Analysts have said Beijing seems to be seeking to undermine Mr. Chen at a time when the island remains deeply divided between those who do not rule out eventual reunification, and those who want independence.
China claims Taiwan, but the island has been ruled separately since the end of the Chinese civil war in 1949 when the defeated Nationalists fled there to escape Communist rule.
Tensions rose following Beijing's recent passage of an anti-secession law that authorizes the mainland to resort to "non-peaceful means" in order to regain control of the island.
Mr. Soong's supporters - who include many business people - have been pushing for improved relations with Beijing, fearing that tensions could hurt the booming trade between the island and the mainland.
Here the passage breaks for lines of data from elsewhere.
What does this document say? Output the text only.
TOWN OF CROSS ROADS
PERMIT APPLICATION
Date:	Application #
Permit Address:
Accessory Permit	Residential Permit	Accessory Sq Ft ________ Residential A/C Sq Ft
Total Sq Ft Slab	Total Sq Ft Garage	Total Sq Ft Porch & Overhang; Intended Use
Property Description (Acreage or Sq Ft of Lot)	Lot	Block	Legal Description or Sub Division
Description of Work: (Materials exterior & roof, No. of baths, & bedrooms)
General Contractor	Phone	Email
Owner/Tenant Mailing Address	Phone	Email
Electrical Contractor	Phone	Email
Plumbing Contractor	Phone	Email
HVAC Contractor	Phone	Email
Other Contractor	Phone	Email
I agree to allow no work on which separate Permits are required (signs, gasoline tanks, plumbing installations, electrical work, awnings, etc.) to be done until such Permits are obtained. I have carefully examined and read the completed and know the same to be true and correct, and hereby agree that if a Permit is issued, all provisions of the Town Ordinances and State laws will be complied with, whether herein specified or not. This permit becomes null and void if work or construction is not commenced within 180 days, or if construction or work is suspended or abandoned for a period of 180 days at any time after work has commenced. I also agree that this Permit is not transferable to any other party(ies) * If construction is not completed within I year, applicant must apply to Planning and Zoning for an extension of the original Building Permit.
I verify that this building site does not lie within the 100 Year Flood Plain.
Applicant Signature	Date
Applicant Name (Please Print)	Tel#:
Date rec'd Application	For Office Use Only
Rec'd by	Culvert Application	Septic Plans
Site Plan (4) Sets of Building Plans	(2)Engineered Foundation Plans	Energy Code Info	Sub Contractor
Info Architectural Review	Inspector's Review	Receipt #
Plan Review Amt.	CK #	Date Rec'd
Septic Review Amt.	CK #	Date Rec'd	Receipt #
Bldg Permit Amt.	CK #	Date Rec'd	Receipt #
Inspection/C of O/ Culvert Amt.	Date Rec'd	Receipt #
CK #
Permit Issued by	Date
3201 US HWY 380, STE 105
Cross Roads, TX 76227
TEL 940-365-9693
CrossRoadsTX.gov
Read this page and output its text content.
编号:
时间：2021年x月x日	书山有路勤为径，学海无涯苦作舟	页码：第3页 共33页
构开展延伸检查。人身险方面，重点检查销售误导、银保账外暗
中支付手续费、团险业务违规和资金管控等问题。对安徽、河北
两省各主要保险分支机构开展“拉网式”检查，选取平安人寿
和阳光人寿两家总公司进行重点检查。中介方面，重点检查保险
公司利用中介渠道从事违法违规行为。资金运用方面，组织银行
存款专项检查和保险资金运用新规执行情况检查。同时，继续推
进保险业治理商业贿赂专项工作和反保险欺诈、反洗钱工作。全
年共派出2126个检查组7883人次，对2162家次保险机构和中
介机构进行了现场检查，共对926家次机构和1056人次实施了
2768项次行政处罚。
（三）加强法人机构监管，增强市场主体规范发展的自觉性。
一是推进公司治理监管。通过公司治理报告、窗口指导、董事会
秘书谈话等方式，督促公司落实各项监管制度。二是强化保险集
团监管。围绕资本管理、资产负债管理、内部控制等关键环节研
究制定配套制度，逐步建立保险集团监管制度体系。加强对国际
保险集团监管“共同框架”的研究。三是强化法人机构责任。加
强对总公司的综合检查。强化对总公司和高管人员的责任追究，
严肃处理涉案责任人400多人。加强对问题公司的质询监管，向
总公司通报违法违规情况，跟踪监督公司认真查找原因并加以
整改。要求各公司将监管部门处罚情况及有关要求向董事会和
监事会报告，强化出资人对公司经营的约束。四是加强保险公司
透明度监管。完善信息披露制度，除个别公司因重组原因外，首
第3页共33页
James Soong's nine-day visit comes days after the leader of the opposition Nationalist party, Lien Chan, came to China and met with President Hu Jintao. The two reached a series of symbolic agreements to improve relations.
Washington praised the exchanges between the Chinese government and the Taiwanese opposition, saying dialogue is the only way to resolve the cross-strait issue. But officials also expressed hope that Beijing will continue to find ways to reach out to President Chen and his government, saying any long-term solution can only be found if Beijing negotiates with the elected leadership of Taiwan.